Speaking of Rantenan, it would be negligent to discount the effect that his vocals have on this set of songs. The nihilistic quality of his ghoulish, snarled utterances and mythologically tinged lyric sheet is perfectly tuned to turn a spine into an icicle as the rest of the instrumentation promptly shatters it. If anyone has seen
The Day After Tomorrow when the super storm funnels that super-chilled air downward through its eye and proceeds to freeze any exposed surface on ground, that's the type of Arctic blast that Rantenan's voice embodies. This album is the sound of the gods unleashing their angry wrath on the planet, as massive avalanches come down from the highest mountain peaks and towering tsunamis rise from below, decimating everything in sight.

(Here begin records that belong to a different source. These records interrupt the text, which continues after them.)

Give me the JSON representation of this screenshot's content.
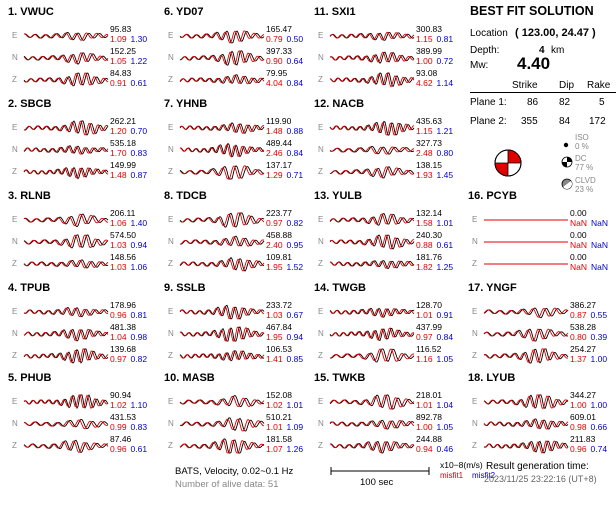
{
  "summary": {
    "title": "BEST FIT SOLUTION",
    "location_label": "Location",
    "location_value": "( 123.00, 24.47 )",
    "depth_label": "Depth:",
    "depth_value": "4",
    "depth_unit": "km",
    "mw_label": "Mw:",
    "mw_value": "4.40",
    "table_headers": [
      "Strike",
      "Dip",
      "Rake"
    ],
    "planes": [
      {
        "label": "Plane 1:",
        "strike": "86",
        "dip": "82",
        "rake": "5"
      },
      {
        "label": "Plane 2:",
        "strike": "355",
        "dip": "84",
        "rake": "172"
      }
    ],
    "decomposition": [
      {
        "label": "ISO",
        "value": "0 %"
      },
      {
        "label": "DC",
        "value": "77 %"
      },
      {
        "label": "CLVD",
        "value": "23 %"
      }
    ]
  },
  "footer": {
    "method": "BATS, Velocity, 0.02~0.1 Hz",
    "alive": "Number of alive data: 51",
    "scale_label": "100 sec",
    "unit": "x10−8(m/s)",
    "misfit1": "misfit1",
    "misfit2": "misfit2",
    "result_label": "Result generation time:",
    "result_time": "2023/11/25 23:22:16 (UT+8)"
  },
  "colors": {
    "observed": "#000000",
    "synthetic": "#e00000",
    "misfit1": "#e00000",
    "misfit2": "#0000cc"
  },
  "chart_data": {
    "type": "line",
    "components": [
      "E",
      "N",
      "Z"
    ],
    "stations": [
      {
        "name": "1. VWUC",
        "traces": [
          {
            "amp": "95.83",
            "m1": "1.09",
            "m2": "1.30"
          },
          {
            "amp": "152.25",
            "m1": "1.05",
            "m2": "1.22"
          },
          {
            "amp": "84.83",
            "m1": "0.91",
            "m2": "0.61"
          }
        ]
      },
      {
        "name": "2. SBCB",
        "traces": [
          {
            "amp": "262.21",
            "m1": "1.20",
            "m2": "0.70"
          },
          {
            "amp": "535.18",
            "m1": "1.70",
            "m2": "0.83"
          },
          {
            "amp": "149.99",
            "m1": "1.48",
            "m2": "0.87"
          }
        ]
      },
      {
        "name": "3. RLNB",
        "traces": [
          {
            "amp": "206.11",
            "m1": "1.06",
            "m2": "1.40"
          },
          {
            "amp": "574.50",
            "m1": "1.03",
            "m2": "0.94"
          },
          {
            "amp": "148.56",
            "m1": "1.03",
            "m2": "1.06"
          }
        ]
      },
      {
        "name": "4. TPUB",
        "traces": [
          {
            "amp": "178.96",
            "m1": "0.96",
            "m2": "0.81"
          },
          {
            "amp": "481.38",
            "m1": "1.04",
            "m2": "0.98"
          },
          {
            "amp": "139.68",
            "m1": "0.97",
            "m2": "0.82"
          }
        ]
      },
      {
        "name": "5. PHUB",
        "traces": [
          {
            "amp": "90.94",
            "m1": "1.02",
            "m2": "1.10"
          },
          {
            "amp": "431.53",
            "m1": "0.99",
            "m2": "0.83"
          },
          {
            "amp": "87.46",
            "m1": "0.96",
            "m2": "0.61"
          }
        ]
      },
      {
        "name": "6. YD07",
        "traces": [
          {
            "amp": "165.47",
            "m1": "0.79",
            "m2": "0.50"
          },
          {
            "amp": "397.33",
            "m1": "0.90",
            "m2": "0.64"
          },
          {
            "amp": "79.95",
            "m1": "4.04",
            "m2": "0.84"
          }
        ]
      },
      {
        "name": "7. YHNB",
        "traces": [
          {
            "amp": "119.90",
            "m1": "1.48",
            "m2": "0.88"
          },
          {
            "amp": "489.44",
            "m1": "2.46",
            "m2": "0.84"
          },
          {
            "amp": "137.17",
            "m1": "1.29",
            "m2": "0.71"
          }
        ]
      },
      {
        "name": "8. TDCB",
        "traces": [
          {
            "amp": "223.77",
            "m1": "0.97",
            "m2": "0.82"
          },
          {
            "amp": "458.88",
            "m1": "2.40",
            "m2": "0.95"
          },
          {
            "amp": "109.81",
            "m1": "1.95",
            "m2": "1.52"
          }
        ]
      },
      {
        "name": "9. SSLB",
        "traces": [
          {
            "amp": "233.72",
            "m1": "1.03",
            "m2": "0.67"
          },
          {
            "amp": "467.84",
            "m1": "1.95",
            "m2": "0.94"
          },
          {
            "amp": "106.53",
            "m1": "1.41",
            "m2": "0.85"
          }
        ]
      },
      {
        "name": "10. MASB",
        "traces": [
          {
            "amp": "152.08",
            "m1": "1.02",
            "m2": "1.01"
          },
          {
            "amp": "510.21",
            "m1": "1.01",
            "m2": "1.09"
          },
          {
            "amp": "181.58",
            "m1": "1.07",
            "m2": "1.26"
          }
        ]
      },
      {
        "name": "11. SXI1",
        "traces": [
          {
            "amp": "300.83",
            "m1": "1.15",
            "m2": "0.81"
          },
          {
            "amp": "389.99",
            "m1": "1.00",
            "m2": "0.72"
          },
          {
            "amp": "93.08",
            "m1": "4.62",
            "m2": "1.14"
          }
        ]
      },
      {
        "name": "12. NACB",
        "traces": [
          {
            "amp": "435.63",
            "m1": "1.15",
            "m2": "1.21"
          },
          {
            "amp": "327.73",
            "m1": "2.48",
            "m2": "0.80"
          },
          {
            "amp": "138.15",
            "m1": "1.93",
            "m2": "1.45"
          }
        ]
      },
      {
        "name": "13. YULB",
        "traces": [
          {
            "amp": "132.14",
            "m1": "1.58",
            "m2": "1.01"
          },
          {
            "amp": "240.30",
            "m1": "0.88",
            "m2": "0.61"
          },
          {
            "amp": "181.76",
            "m1": "1.82",
            "m2": "1.25"
          }
        ]
      },
      {
        "name": "14. TWGB",
        "traces": [
          {
            "amp": "128.70",
            "m1": "1.01",
            "m2": "0.91"
          },
          {
            "amp": "437.99",
            "m1": "0.97",
            "m2": "0.84"
          },
          {
            "amp": "116.52",
            "m1": "1.16",
            "m2": "1.05"
          }
        ]
      },
      {
        "name": "15. TWKB",
        "traces": [
          {
            "amp": "218.01",
            "m1": "1.01",
            "m2": "1.04"
          },
          {
            "amp": "892.78",
            "m1": "1.00",
            "m2": "1.05"
          },
          {
            "amp": "244.88",
            "m1": "0.94",
            "m2": "0.46"
          }
        ]
      },
      {
        "name": "16. PCYB",
        "traces": [
          {
            "amp": "0.00",
            "m1": "NaN",
            "m2": "NaN"
          },
          {
            "amp": "0.00",
            "m1": "NaN",
            "m2": "NaN"
          },
          {
            "amp": "0.00",
            "m1": "NaN",
            "m2": "NaN"
          }
        ]
      },
      {
        "name": "17. YNGF",
        "traces": [
          {
            "amp": "386.27",
            "m1": "0.87",
            "m2": "0.55"
          },
          {
            "amp": "538.28",
            "m1": "0.80",
            "m2": "0.39"
          },
          {
            "amp": "254.27",
            "m1": "1.37",
            "m2": "1.00"
          }
        ]
      },
      {
        "name": "18. LYUB",
        "traces": [
          {
            "amp": "344.27",
            "m1": "1.00",
            "m2": "1.00"
          },
          {
            "amp": "609.01",
            "m1": "0.98",
            "m2": "0.66"
          },
          {
            "amp": "211.83",
            "m1": "0.96",
            "m2": "0.74"
          }
        ]
      }
    ]
  }
}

Psychostasia is a recording that conjures up many contradictions, being highly catchy, but also highly unorthodox and blazing along on a fiery trail while simultaneously freezing Satan's popsicles (they really are quite delicious). It is the type of album that you seclude yourself in a cabin deep in the woods during the winter time with no sunlight poking through and dive into its depths over and over again. Adramelech display such pronounced musicianship and songwriting ability here that they patently pussify many other death metal rehashes that spam repeated ideas like untreated water through the Ganges.
Psychostasia is an absolute essential in any death metal collection, it slays for f*cking days™.